Réforme par les saints
Finalement, l’objectif ne saurait être de se concilier les bonnes grâces de ceux qui voudraient que l’Église se remodèle à leur convenance, pour devenir quelque chose de moins gênant, qui légitime leur vision de l’homme et de la société — par exemple en transformant les prêtres en gens comme les autres : de l’un ou l’autre sexe, et mariés, ou en se donnant la démocratie (et de préférence directe plutôt que représentative) comme système de gouvernement. En réalité, ce n’est jamais en adoptant les modes de l’époque que l’Église s’est réformée.
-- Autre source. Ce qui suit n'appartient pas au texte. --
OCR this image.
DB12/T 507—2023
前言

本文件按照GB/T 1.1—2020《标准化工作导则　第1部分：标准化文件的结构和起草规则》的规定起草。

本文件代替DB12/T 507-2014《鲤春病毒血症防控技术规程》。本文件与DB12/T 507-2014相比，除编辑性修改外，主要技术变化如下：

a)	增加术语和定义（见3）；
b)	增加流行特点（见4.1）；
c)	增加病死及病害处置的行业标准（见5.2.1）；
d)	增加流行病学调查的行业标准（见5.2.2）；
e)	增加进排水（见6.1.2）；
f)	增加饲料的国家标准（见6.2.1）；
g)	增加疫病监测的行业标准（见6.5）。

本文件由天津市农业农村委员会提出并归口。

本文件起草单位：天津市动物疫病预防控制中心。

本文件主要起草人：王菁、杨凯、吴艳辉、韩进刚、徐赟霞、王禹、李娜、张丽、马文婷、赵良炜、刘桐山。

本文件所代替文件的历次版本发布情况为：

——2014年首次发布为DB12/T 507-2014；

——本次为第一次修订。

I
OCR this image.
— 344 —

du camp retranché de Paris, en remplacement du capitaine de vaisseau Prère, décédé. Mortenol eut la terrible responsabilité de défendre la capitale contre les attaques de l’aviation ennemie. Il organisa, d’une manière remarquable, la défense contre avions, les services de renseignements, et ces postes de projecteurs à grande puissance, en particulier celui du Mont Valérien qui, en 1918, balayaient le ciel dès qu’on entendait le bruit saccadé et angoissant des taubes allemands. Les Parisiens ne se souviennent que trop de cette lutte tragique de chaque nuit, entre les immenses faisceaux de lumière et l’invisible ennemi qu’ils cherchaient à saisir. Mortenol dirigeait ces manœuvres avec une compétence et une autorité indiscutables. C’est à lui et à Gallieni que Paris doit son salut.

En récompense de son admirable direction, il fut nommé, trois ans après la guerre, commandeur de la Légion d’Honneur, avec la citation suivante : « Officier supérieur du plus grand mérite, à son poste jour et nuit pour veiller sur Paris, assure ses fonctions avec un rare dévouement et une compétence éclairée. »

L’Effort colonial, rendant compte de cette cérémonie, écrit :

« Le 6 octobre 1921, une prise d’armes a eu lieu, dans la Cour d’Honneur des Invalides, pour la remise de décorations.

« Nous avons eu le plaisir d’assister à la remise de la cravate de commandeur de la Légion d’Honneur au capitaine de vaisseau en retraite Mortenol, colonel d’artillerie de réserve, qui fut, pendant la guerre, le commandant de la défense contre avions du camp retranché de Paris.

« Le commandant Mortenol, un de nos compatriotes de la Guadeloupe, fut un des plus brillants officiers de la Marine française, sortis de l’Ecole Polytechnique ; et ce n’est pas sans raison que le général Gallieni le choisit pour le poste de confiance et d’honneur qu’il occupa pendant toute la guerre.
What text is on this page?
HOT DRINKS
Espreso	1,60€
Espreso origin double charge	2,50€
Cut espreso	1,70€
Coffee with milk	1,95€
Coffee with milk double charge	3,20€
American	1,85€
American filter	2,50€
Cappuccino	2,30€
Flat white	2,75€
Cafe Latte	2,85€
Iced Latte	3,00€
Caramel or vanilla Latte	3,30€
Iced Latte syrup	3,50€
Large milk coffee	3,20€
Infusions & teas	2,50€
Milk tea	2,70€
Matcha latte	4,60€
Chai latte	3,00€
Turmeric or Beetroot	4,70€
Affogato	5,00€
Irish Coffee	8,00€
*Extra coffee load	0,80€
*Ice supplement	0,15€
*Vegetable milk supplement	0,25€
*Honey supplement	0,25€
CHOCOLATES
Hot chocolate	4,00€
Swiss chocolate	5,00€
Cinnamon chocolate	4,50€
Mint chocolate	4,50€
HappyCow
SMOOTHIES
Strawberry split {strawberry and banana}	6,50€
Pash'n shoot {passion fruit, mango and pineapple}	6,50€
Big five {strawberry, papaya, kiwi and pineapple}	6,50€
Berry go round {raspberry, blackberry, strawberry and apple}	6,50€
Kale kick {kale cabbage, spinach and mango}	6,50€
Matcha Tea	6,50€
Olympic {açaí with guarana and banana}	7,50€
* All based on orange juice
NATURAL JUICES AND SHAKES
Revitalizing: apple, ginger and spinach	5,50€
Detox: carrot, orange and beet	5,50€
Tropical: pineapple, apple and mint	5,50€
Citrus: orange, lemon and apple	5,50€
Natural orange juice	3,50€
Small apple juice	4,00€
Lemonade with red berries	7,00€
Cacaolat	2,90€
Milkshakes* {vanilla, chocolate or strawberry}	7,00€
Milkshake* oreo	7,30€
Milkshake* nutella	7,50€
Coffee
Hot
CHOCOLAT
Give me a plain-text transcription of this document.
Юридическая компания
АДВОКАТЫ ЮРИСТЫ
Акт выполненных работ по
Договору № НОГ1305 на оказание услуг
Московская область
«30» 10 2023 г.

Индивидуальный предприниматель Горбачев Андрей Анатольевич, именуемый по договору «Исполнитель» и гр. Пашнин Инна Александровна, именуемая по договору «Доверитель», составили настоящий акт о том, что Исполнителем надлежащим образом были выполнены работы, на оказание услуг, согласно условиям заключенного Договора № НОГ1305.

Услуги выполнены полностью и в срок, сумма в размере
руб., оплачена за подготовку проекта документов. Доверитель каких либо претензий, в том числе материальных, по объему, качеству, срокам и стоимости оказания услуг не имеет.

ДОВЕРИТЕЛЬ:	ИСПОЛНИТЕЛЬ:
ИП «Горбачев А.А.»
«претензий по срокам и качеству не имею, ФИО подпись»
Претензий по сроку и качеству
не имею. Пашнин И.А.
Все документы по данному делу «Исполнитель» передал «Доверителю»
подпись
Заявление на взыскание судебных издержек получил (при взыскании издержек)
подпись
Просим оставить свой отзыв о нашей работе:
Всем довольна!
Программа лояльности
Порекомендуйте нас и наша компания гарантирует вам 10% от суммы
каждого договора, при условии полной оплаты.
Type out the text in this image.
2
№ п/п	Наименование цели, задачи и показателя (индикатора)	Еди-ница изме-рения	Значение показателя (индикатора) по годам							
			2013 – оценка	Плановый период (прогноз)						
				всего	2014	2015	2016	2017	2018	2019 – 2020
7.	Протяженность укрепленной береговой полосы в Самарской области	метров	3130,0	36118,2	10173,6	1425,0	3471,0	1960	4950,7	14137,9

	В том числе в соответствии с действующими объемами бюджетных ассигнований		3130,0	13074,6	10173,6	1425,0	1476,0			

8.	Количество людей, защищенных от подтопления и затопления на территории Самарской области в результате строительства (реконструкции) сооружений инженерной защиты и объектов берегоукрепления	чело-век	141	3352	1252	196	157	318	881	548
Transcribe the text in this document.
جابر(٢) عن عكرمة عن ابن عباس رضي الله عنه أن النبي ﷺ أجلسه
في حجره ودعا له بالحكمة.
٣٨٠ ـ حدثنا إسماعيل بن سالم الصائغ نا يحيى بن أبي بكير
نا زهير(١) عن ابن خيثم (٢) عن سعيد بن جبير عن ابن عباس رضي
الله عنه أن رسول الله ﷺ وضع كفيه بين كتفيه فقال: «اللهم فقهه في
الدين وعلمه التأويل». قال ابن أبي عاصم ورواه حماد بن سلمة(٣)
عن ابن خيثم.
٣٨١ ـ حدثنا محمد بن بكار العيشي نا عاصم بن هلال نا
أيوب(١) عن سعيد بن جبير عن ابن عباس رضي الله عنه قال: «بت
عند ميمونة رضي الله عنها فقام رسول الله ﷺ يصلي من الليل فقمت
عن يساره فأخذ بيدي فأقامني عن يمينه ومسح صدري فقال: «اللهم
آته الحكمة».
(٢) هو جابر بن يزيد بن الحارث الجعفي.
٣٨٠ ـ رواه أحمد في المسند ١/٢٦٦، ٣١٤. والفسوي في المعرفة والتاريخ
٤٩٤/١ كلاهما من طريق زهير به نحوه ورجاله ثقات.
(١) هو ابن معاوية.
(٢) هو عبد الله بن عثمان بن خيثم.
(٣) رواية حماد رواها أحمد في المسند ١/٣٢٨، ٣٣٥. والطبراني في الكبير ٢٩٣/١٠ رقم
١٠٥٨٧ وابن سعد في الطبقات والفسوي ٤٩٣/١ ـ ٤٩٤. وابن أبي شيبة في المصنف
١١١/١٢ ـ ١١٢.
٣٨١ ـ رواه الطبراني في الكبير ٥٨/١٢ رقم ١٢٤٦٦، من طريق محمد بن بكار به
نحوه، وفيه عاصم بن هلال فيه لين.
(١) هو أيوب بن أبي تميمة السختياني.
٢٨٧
Quand elle allait mal — et c’est arrivé ! — ce sont des saints qui l’ont tirée d’affaire : saint Benoît, fondateur du monachisme en Occident sur les ruines de l’Empire romain ; saint François d’Assise qui, dans une vieille chapelle délabrée, s’entend ordonner de « réparer l’Église en ruine » ; saint Ignace de Loyola qui se met au service du Pape au moment où la papauté est contestée (et contestable !) ; sainte Thérèse de Lisieux, dont la « petite voie » ouvre la vie spirituelle aux âmes les plus simples alors que l’anticléricalisme fait des ravages…
Ce qui distingue les saints qui ne sauvent pas à proprement parler l’Église, mais restaurent son authenticité, c’est bien entendu l’intensité de leur union à Dieu. Mais le signe le plus sûr en est leur attachement farouche aux sacrements, à la liturgie, au dogme et l’obéissance filiale au pape, à la hiérarchie et au clergé. Si l’Église va mal aujourd’hui, Dieu fidèle lui donnera les saints qui la renouvelleront, et c’est à leur confiance en nos prêtres que nous les reconnaîtrons.